Setiba disana, Tjipto disidik sama pendjaga makam. Laiknja seorang orang asing mentjurigakan. Pendjaga makam mungkin merasa aneh dengan botjah Tjipto ini. Mengapa kelujuran ke makam jang agak djauh dari kampung itu? Malam-malam pula. Rupanja si pendjaga makam tidak ambil pusing djuga akhirnja. Dan Tjipto pun bebas kelujuran disitu.

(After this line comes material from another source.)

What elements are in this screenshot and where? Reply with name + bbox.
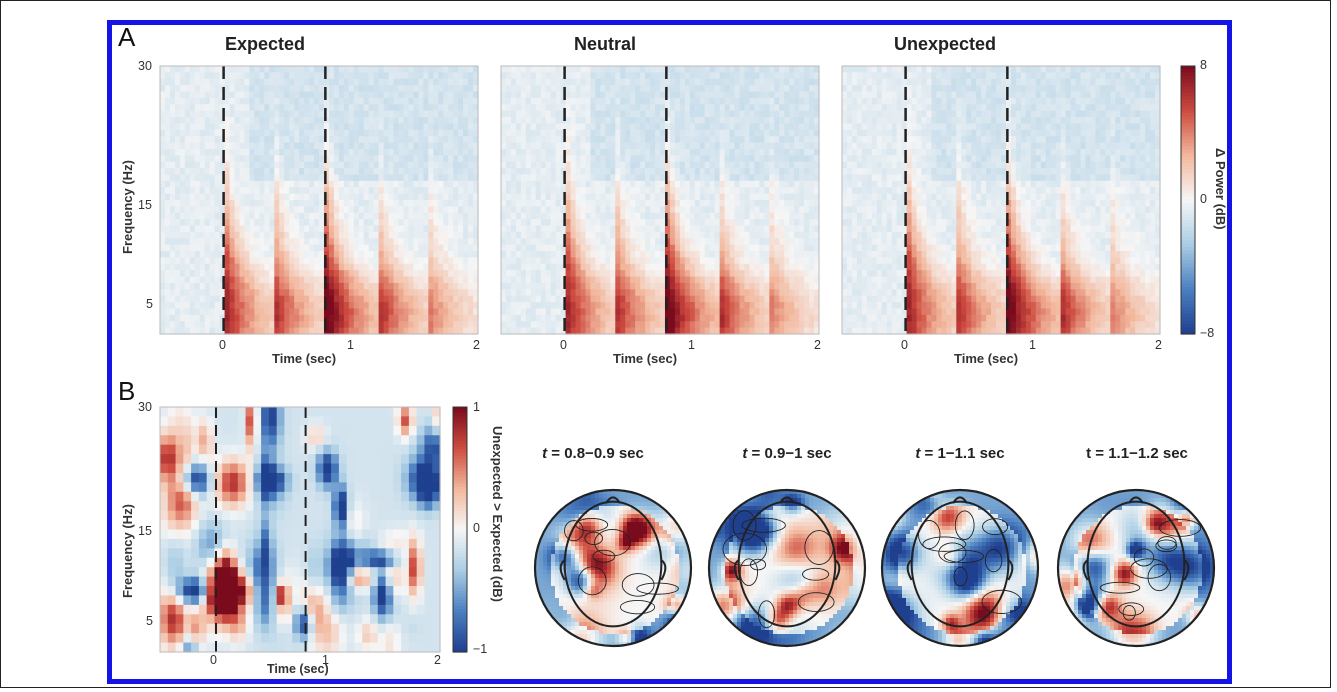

Tjipto menjaksikan pemandangan bagus disitu. Dia tidak tjuma liat makam--jang rupanja makam Panji Anom Prangkusumo--jang dianggep makam pendiri kampung Panjie itu. Ketika Tjipto menghadap arah barat daja, Tjipto liat gemerlapnja Situbondo di kala malam.

Soal Panji Anom Prangkusumo, ada jang sebut ini orang adik dari Djoko dari Medura. Kemungkinan besar, Panji Anom dari Medura djuga. Dia pendiri kampung Panjie di Situbondo.Tidak banjak tjatetan tentang Panji Anom. Panji Anom beserta keluarganja memang dimakamkan di makam itu djuga.

Meski bukan perdjalanan pandjang, tapi ini perdjalanan tjukup heibat untuk anak seumur Tjipto. Mungkin kala itu, Tjipto baru berumur 11 taun. Usia dimana dia sudah bisa batja tulis. Diantara orang bumiputra, dia tentu tergolong pintar djuga.Bagi botjah seperti Tjipto pemandangan Situbondo kala itu begitu heibat karena dia belum banjak jelajahi kota lain.

Tjipto kemudian bikin cerita soal perdjalanan hebatnja itu. Dalam sebuah naskah. Ben Anderson mengetahui naskah itu. Dan memang menarik mendengar apalagi membatja ceritera Tjipto itu. Menurut Ben, kisah masa ketjil jang dimasukan dalam sebuah memoar 90 taun silam adalah hal langka di Hindia Belanda. Kemungkinan Tjipto orang Bumiputra jang pertama kali melakukannja.

Beruntung Tjipto pernah bercerita pada kita tentang Bukit Ulama. Saat ini tidak seorang pun di Situbondo jang mengerti ada tempat jang bernama Bukit Ulama. Mereka hanja mengerti Penggepeng. Sebuah bukit dimana masih tersisa sebuah makam kuno. Makam jang sama sekali tidak berbau Islam. Meski dulu itu disebut Bukit Ulama.

Tidak sulit menemukannja. Djika anda di Situbondo, silahkan pergi ke Panjie lalu tanja dimana Penggepeng. Maka orang aken menundjukan sebuah bukit. Dimana berdiri tiang sutet. Nah makam itu disebelah tiang sutet itu. Nama makam itu berbau Madura memang. Penggepeng.